Two points are noteworthy here. First, the unemployment rate jumped to a peak of over 22 percent in 2023 and increased further by June 2025 because of the low growth rate of only 2.7 percent in 2024-25. Second, real incomes of the employed in sectors like construction and personal services have fallen. Consequently, these two negative trends have combined contributed to a peak in the incidence of poverty in Pakistan of 44 percent.
Clearly, in order to increase employment and reduce the poverty level, we will have to devise new ways to accelerate the GDP growth rate. In this context, there is good news from the State Bank of Pakistan which has projected the GDP to grow between 3.5 and 4.25 percent in FY26. This projection is based on signs of a recovery in the Large-Scale Manufacturing sector and a healthy jump in home remittances which are expected to cross $40 billion. Encouragingly, the credit agencies have also lately upgraded the country’s rating.
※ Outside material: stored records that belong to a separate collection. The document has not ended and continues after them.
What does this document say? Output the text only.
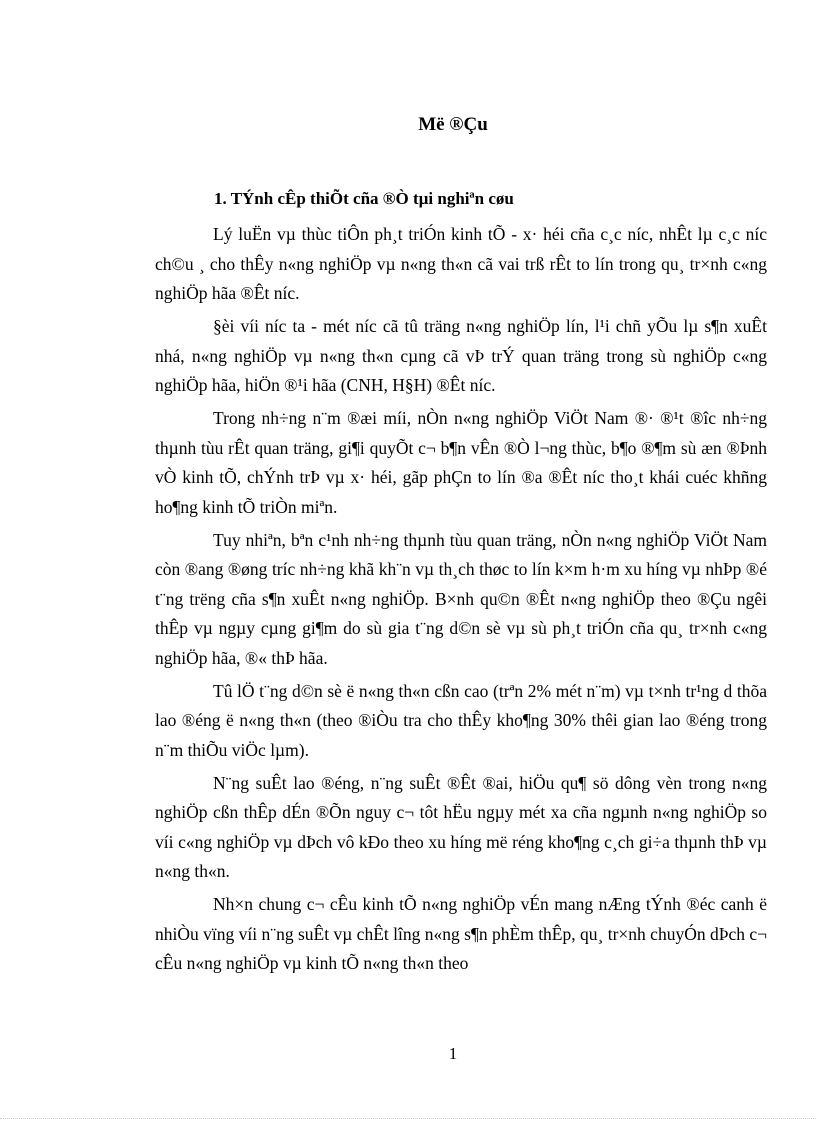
Më ®Çu
1. TÝnh cÊp thiÕt cña ®Ò tµi nghiªn cøu

Lý luËn vµ thùc tiÔn ph¸t triÓn kinh tÕ - x· héi cña c¸c níc, nhÊt lµ c¸c níc ch©u ¸ cho thÊy n«ng nghiÖp vµ n«ng th«n cã vai trß rÊt to lín trong qu¸ tr×nh c«ng nghiÖp hãa ®Êt níc.

§èi víi níc ta - mét níc cã tû träng n«ng nghiÖp lín, l¹i chñ yÕu lµ s¶n xuÊt nhá, n«ng nghiÖp vµ n«ng th«n cµng cã vÞ trÝ quan träng trong sù nghiÖp c«ng nghiÖp hãa, hiÖn ®¹i hãa (CNH, H§H) ®Êt níc.

Trong nh÷ng n¨m ®æi míi, nÒn n«ng nghiÖp ViÖt Nam ®· ®¹t ®îc nh÷ng thµnh tùu rÊt quan träng, gi¶i quyÕt c¬ b¶n vÊn ®Ò l¬ng thùc, b¶o ®¶m sù æn ®Þnh vÒ kinh tÕ, chÝnh trÞ vµ x· héi, gãp phÇn to lín ®a ®Êt níc tho¸t khái cuéc khñng ho¶ng kinh tÕ triÒn miªn.

Tuy nhiªn, bªn c¹nh nh÷ng thµnh tùu quan träng, nÒn n«ng nghiÖp ViÖt Nam còn ®ang ®øng tríc nh÷ng khã kh¨n vµ th¸ch thøc to lín k×m h·m xu híng vµ nhÞp ®é t¨ng trëng cña s¶n xuÊt n«ng nghiÖp. B×nh qu©n ®Êt n«ng nghiÖp theo ®Çu ngêi thÊp vµ ngµy cµng gi¶m do sù gia t¨ng d©n sè vµ sù ph¸t triÓn cña qu¸ tr×nh c«ng nghiÖp hãa, ®« thÞ hãa.

Tû lÖ t¨ng d©n sè ë n«ng th«n cßn cao (trªn 2% mét n¨m) vµ t×nh tr¹ng d thõa lao ®éng ë n«ng th«n (theo ®iÒu tra cho thÊy kho¶ng 30% thêi gian lao ®éng trong n¨m thiÕu viÖc lµm).

N¨ng suÊt lao ®éng, n¨ng suÊt ®Êt ®ai, hiÖu qu¶ sö dông vèn trong n«ng nghiÖp cßn thÊp dÉn ®Õn nguy c¬ tôt hËu ngµy mét xa cña ngµnh n«ng nghiÖp so víi c«ng nghiÖp vµ dÞch vô kÐo theo xu híng më réng kho¶ng c¸ch gi÷a thµnh thÞ vµ n«ng th«n.

Nh×n chung c¬ cÊu kinh tÕ n«ng nghiÖp vÉn mang nÆng tÝnh ®éc canh ë nhiÒu vïng víi n¨ng suÊt vµ chÊt lîng n«ng s¶n phÈm thÊp, qu¸ tr×nh chuyÓn dÞch c¬ cÊu n«ng nghiÖp vµ kinh tÕ n«ng th«n theo

1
But the real battle lies in increasing the growth rate and containing inflation. For this, we need investment and business-friendly policies, free of bureaucratic red tape. Pakistan has a very low ranking on the ease of doing business index. This explains why the country lags behind its peers in economic growth and export expansion. Urgent measures are required to attract investment in labour-intensive sectors such as agriculture, manufacturing and construction. These industries hold the potential to generate mass employment for semi-skilled and unskilled workers.